I have adopted my local implementation for several of my repositories with more to come. This is the opposite of my first recommendation of using the available component if one exists, but it does demonstrate another _power
roll your own, if what is available is not working for you or match_your use-case
I can see that I can come in a situation where I would have to maintain several of these actions, so a common action or Docker container, should be the approach. Right now I need to backport the latest changes from the last repository I touch to those already having a similar action implemented locally.
I love to experiment and learn using, hacking, generalising is a good exercise, but I would prefer to work on the actual contents of my repositories and not the infrastructure.
I am by no means unhappy with the original Spell Action or it's author @rojopolis. I learned a lot and I see several points of improvement to my own toolbox.

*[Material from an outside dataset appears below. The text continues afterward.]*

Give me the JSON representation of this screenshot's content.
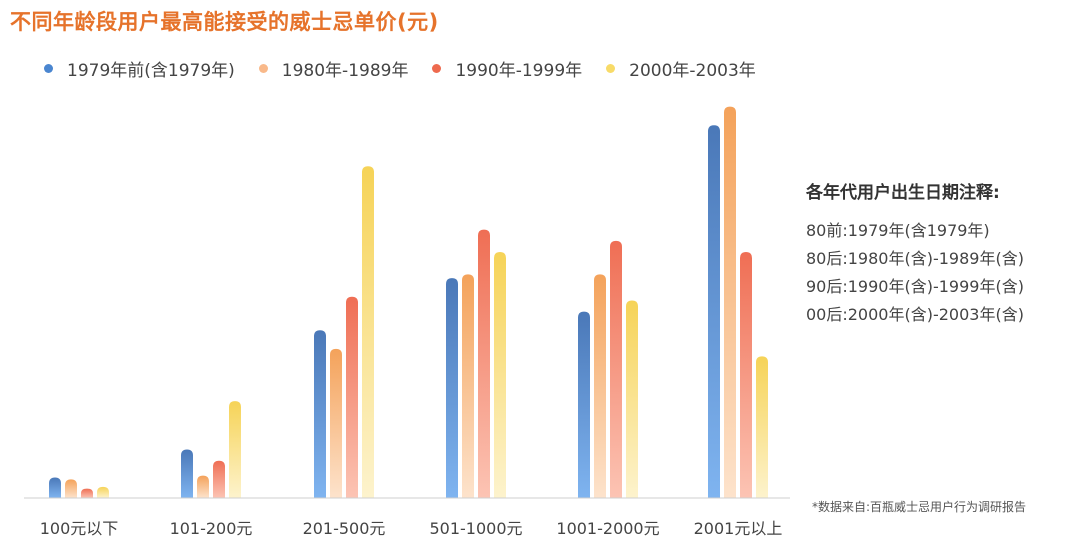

- Can I get the repository dictionary to be shared between VScode and the PySpelling based action, like I can with Markdownlint?
- Can I put
aspell
to better using during my writing process?`
And finally - I could deci to roll my own action based on the work done by @rojopolis at the same time, I would prefer to send my proposed changes upstream, since this is more the open source way and it would solve the maintenance burden for me and others - if @rojopolis is unresponsive after a period of time, setting up my own project based on a fork could be the way ahead.
Next steps:
- Backport changes to all my actions
- Create PR with proposed changes and improved documentation
- Make further use of the action, preferably based on the original as a Docker container instead of my own
There are lots of grey areas in this post, lots of uncharted territory, if you can fill in some blanks please comment on the post. Feedback most welcome, smarter ways, better solutions, questions and insights.
Take care and watch out for each other.